LOCATION:Boy Scouts of America
DOCKET NO.: 99-244
DECIDED BY: Rehnquist Court (1986-2005)
LOWER COURT: United States Court of Appeals for the Federal Circuit
CITATION: 530 US 604 (2000)
ARGUED: Mar 22, 2000
DECIDED: Jun 26, 2000
Carter G. Phillips – Argued the cause for petitioners
Kent L. Jones – Department of Justice, argued the cause for the United States
Facts of the case
In 1981, Mobil Oil Exploration & Producing Southeast, Inc. and Marathon Oil Co. both paid the Federal Government over $150 million in return for the rights to explore for and develop oil off the coast of North Carolina, provided that the companies received exploration and development permissions in accordance with the Outer Continental Shelf Lands Act (OCSLA), the Coastal Zone Management Act of 1972 (CZMA), and the regulations promulgated pursuant to OCSLA and CZMA. In 1990, the companies submitted an exploration plan, as required by OCSLA and CZMA, to the Department of the Interior for approval. Thereafter, the Outer Banks Protection Act (OBPA) became effective. The OBPA prevented the Secretary of the Interior from approving the exploration plan for at least 13 months. The state of North Carolina then objected to certification of the companies’ plans under the CZMA. Before the Secretary of Commerce rejected Mobil’s request to override North Carolina’s objection, the companies filed a breach-of-contract lawsuit. In granting summary judgement for the companies, the Court of Federal Claims found that the Federal Government had broken its contractual promise to follow OCSLA’s requirement to approve an exploration plan that satisfied OCSLA’s requirements within 30 days of the plan’s submission, which constituted the repudiation of the contract and entitled the companies to restitution of the payments. In reversing, the Court of Appeals concluded that the Federal Government’s refusal to consider the companies’ final exploration plan was not the operative cause of any failure to carry out the contracts’ terms, because North Carolina’s objection would have prevented the companies from exploring.

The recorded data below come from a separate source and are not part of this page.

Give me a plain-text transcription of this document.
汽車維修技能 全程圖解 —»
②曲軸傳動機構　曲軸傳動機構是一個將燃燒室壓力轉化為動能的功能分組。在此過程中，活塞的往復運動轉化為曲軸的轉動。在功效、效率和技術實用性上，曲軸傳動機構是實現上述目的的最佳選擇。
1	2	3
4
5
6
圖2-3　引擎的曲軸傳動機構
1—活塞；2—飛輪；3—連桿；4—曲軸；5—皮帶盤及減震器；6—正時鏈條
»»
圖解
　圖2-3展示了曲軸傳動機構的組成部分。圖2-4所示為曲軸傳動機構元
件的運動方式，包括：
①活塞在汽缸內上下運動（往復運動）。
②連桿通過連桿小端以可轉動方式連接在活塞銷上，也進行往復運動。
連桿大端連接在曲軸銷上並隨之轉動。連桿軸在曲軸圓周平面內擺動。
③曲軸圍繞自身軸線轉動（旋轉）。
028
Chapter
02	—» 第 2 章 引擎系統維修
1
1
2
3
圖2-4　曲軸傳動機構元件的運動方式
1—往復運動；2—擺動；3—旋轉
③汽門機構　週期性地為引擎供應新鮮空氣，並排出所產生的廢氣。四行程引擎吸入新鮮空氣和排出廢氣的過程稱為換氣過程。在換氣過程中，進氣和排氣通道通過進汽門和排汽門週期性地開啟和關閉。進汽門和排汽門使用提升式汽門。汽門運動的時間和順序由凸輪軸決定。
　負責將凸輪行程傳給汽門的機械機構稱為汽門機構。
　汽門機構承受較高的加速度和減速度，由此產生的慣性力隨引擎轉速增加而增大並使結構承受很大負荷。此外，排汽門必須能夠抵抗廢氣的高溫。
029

Does the enactment of a new statute, which prevents the Federal Government from following a contractual promise to follow the terms of pre-existing statutes and regulations, constitute the repudiation of a contract?
Media for Mobil Oil Exploration & Producing Southeast, Inc. v. United States
Audio Transcription for Opinion Announcement – June 26, 2000 in Mobil Oil Exploration & Producing Southeast, Inc. v. United States
William H. Rehnquist:
The opinion of the Court in No. 99-244, Mobil Oil Exploration & Producing Southeast versus United States and a companion case will be announced by the Justice Breyer.
Stephen G. Breyer:
In 1981, two oil companies paid the government $156 million upfront for lease contracts that gave them the right to explore for offshore oil, but only if various government departments following certain standards and deadlines that were all referenced in the contract only if those government departments approve the exploration and drilling plans.
Then Congress, later passed specific legislation that changed those referenced deadlines and standards making it more difficult for the companies to obtain the necessary approvals that the contract said were required.
So the companies then asked for their money back.
They sued for restitution.
The Court of Claims said that the crossed referenced deadlines and standards were essential parts of the contract; they asked but what else did the companies buy for $156 million and the United States, it added, by changing those deadlines and standards in a significant way repudiated the contracts and it had to give the companies their money back.
The Court of Appeals reversed, it thought that the deadline changes didn’t hurt the companies because they would not have gotten the necessary approval anyway.
Well, we now reverse the Court of Appeals.
We think that whether the companies would or would not have gotten the necessary approvals anyways beside the point, the companies aren’t asking for damages, they just want their money back.
If a lottery operator fails to give you a ticket that you buy, you get your money back even though you never would have won the lottery.
The operator didn’t give you your chance of winning that you paid for and that’s true irrespective of whether that chance would eventually have led to a win.
The same is true here, the statutory changes in the deadlines were important to the companies.
They amounted to years of the additional delay and in those circumstances the government is insisting upon the contrary to contract changes, however justified that statute may have been as a matter of policy, amounted to a repudiation of the government’s basic contract with the companies.
They didn’t waive their rights in our view and elementary principles of the Contract Law and Restitution Law therefore say that the Government has to give them the money back that they put upfront.
We all explained this at greater length in our opinion.
Justice Stevens has filed a dissenting opinion.